O diagnóstico seguirá os critérios da Classificação Internacional de Doenças (CID), da Organização Mundial da Saúde (OMS), além da Lei 12.842/13, que regulamenta o exercício da medicina no Brasil. Também será feita avaliação multidisciplinar dos impactos sociais, funcionais e psicológicos sobre os pacientes.
Embora a OMS não reconheça oficialmente o “vício em tecnologia”, em 2019 incluiu na CID o “transtorno por uso de jogos eletrônicos” (gaming disorder), caracterizado por perda de controle sobre o tempo jogado, prioridade ao jogo em detrimento de outras atividades e manutenção do comportamento mesmo diante de consequências negativas.

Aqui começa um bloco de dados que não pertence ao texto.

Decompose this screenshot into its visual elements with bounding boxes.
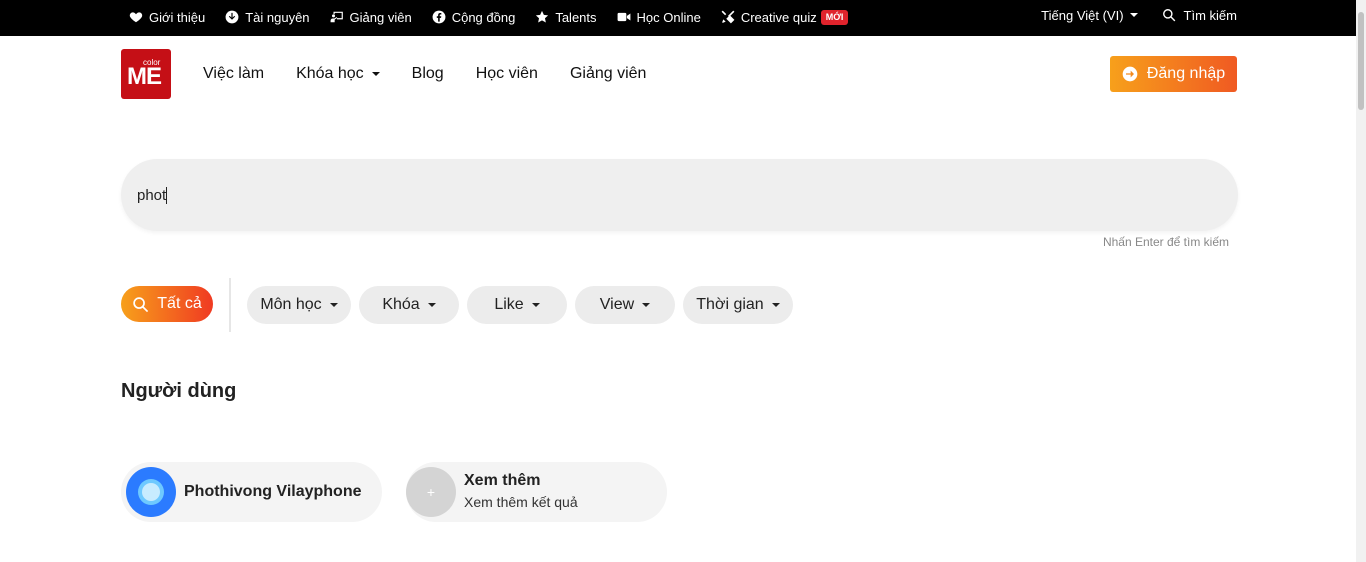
filter-label: Like (494, 296, 524, 313)
topbar-link-giang-vien[interactable]: Giảng viên (330, 10, 412, 25)
nav-item-giang-vien[interactable]: Giảng viên (570, 65, 647, 83)
nav-item-label: Khóa học (296, 65, 364, 82)
nav-item-blog[interactable]: Blog (412, 65, 444, 83)
language-label: Tiếng Việt (VI) (1041, 7, 1124, 23)
nav-item-label: Giảng viên (569, 65, 647, 82)
facebook-icon (432, 10, 446, 24)
topbar-link-label: Tài nguyên (245, 9, 310, 25)
search-input-value: phot (137, 186, 167, 204)
caret-down-icon (427, 303, 436, 307)
top-bar: Giới thiệu Tài nguyên Giảng viên Cộng đồ… (0, 0, 1366, 36)
nav-item-label: Việc làm (203, 65, 265, 82)
search-hint: Nhấn Enter để tìm kiếm (1102, 235, 1229, 249)
user-result-card[interactable]: Phothivong Vilayphone (121, 462, 382, 522)
star-icon (536, 10, 549, 23)
filter-all-label: Tất cả (157, 295, 202, 312)
filter-like[interactable]: Like (467, 286, 567, 324)
filter-label: Thời gian (696, 296, 764, 313)
caret-down-icon (531, 303, 540, 307)
heart-icon (129, 12, 143, 23)
main-nav: Việc làm Khóa học Blog Học viên Giảng vi… (203, 63, 678, 85)
new-badge: MỚI (820, 9, 849, 25)
topbar-link-gioi-thieu[interactable]: Giới thiệu (129, 10, 205, 25)
caret-down-icon (642, 303, 651, 307)
language-selector[interactable]: Tiếng Việt (VI) (1041, 7, 1138, 23)
topbar-link-label: Giới thiệu (149, 9, 206, 25)
filter-label: Môn học (260, 296, 322, 313)
search-input[interactable]: phot (121, 159, 1238, 231)
topbar-link-cong-dong[interactable]: Cộng đồng (432, 9, 516, 25)
caret-down-icon (371, 72, 380, 76)
topbar-link-talents[interactable]: Talents (535, 9, 597, 25)
filter-thoi-gian[interactable]: Thời gian (683, 286, 793, 324)
page-scrollbar[interactable] (1356, 0, 1366, 562)
topbar-search-link[interactable]: Tìm kiếm (1162, 8, 1237, 23)
topbar-link-creative-quiz[interactable]: Creative quiz MỚI (721, 9, 849, 25)
teacher-icon (330, 11, 343, 23)
plus-icon: + (406, 467, 456, 517)
see-more-text: Xem thêm Xem thêm kết quả (464, 471, 578, 513)
filter-mon-hoc[interactable]: Môn học (247, 286, 351, 324)
user-name: Phothivong Vilayphone (184, 483, 362, 500)
arrow-circle-right-icon (1122, 66, 1138, 82)
caret-down-icon (1129, 13, 1138, 17)
avatar (126, 467, 176, 517)
topbar-link-label: Giảng viên (349, 9, 412, 25)
see-more-subtitle: Xem thêm kết quả (464, 494, 578, 510)
see-more-title: Xem thêm (464, 472, 541, 489)
topbar-link-label: Cộng đồng (451, 9, 516, 25)
users-section-title: Người dùng (121, 380, 237, 402)
filter-label: Khóa (382, 296, 420, 313)
topbar-link-hoc-online[interactable]: Học Online (617, 10, 701, 25)
logo-big-text: ME (127, 63, 162, 90)
nav-item-hoc-vien[interactable]: Học viên (476, 65, 538, 83)
nav-item-label: Blog (411, 65, 444, 82)
caret-down-icon (771, 303, 780, 307)
nav-item-label: Học viên (475, 65, 538, 82)
filter-khoa[interactable]: Khóa (359, 286, 459, 324)
topbar-search-label: Tìm kiếm (1183, 7, 1237, 23)
filter-all-button[interactable]: Tất cả (121, 286, 213, 322)
top-bar-links: Giới thiệu Tài nguyên Giảng viên Cộng đồ… (129, 0, 868, 34)
filter-divider (229, 278, 231, 332)
search-icon (133, 296, 149, 312)
colorme-logo[interactable]: color ME (121, 49, 171, 99)
caret-down-icon (329, 303, 338, 307)
login-label: Đăng nhập (1146, 65, 1226, 82)
top-bar-right: Tiếng Việt (VI) Tìm kiếm (1041, 0, 1237, 30)
search-icon (1162, 9, 1175, 22)
topbar-link-label: Talents (555, 9, 597, 25)
scrollbar-thumb[interactable] (1358, 12, 1364, 110)
download-icon (225, 10, 239, 24)
filter-label: View (599, 296, 635, 313)
topbar-link-label: Creative quiz (740, 9, 817, 25)
text-cursor (166, 186, 168, 204)
see-more-card[interactable]: + Xem thêm Xem thêm kết quả (406, 462, 667, 522)
login-button[interactable]: Đăng nhập (1110, 56, 1237, 92)
topbar-link-label: Học Online (636, 9, 701, 25)
nav-item-viec-lam[interactable]: Việc làm (203, 65, 264, 83)
tools-icon (721, 10, 735, 24)
video-icon (617, 12, 630, 22)
nav-item-khoa-hoc[interactable]: Khóa học (296, 65, 380, 83)
filter-view[interactable]: View (575, 286, 675, 324)
topbar-link-tai-nguyen[interactable]: Tài nguyên (225, 9, 310, 25)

O texto aprovado é um substitutivo do relator, deputado Allan Garcês (PP-MA), ao Projeto de Lei 2218/15, de autoria dos ex-deputados Marcos Abrão e Rubens Bueno, que tramitava junto ao PL 11013/18, do deputado Carlos Henrique Gaguim (União-TO).
O relator defendeu a medida como resposta a um problema de saúde pública. Ele citou que a rolagem contínua de feeds digitais estimula comportamento compulsivo, afetando sono, atenção, humor e autocontrole. Garcês também propôs ajustes na equipe de tratamento, que será composta por psiquiatras, neurologistas e psicólogos, com foco em terapia cognitivo-comportamental.
O Ministério da Saúde terá prazo de até 180 dias para regulamentar as diretrizes, capacitar profissionais e estruturar centros de referência regionais para o atendimento de pacientes.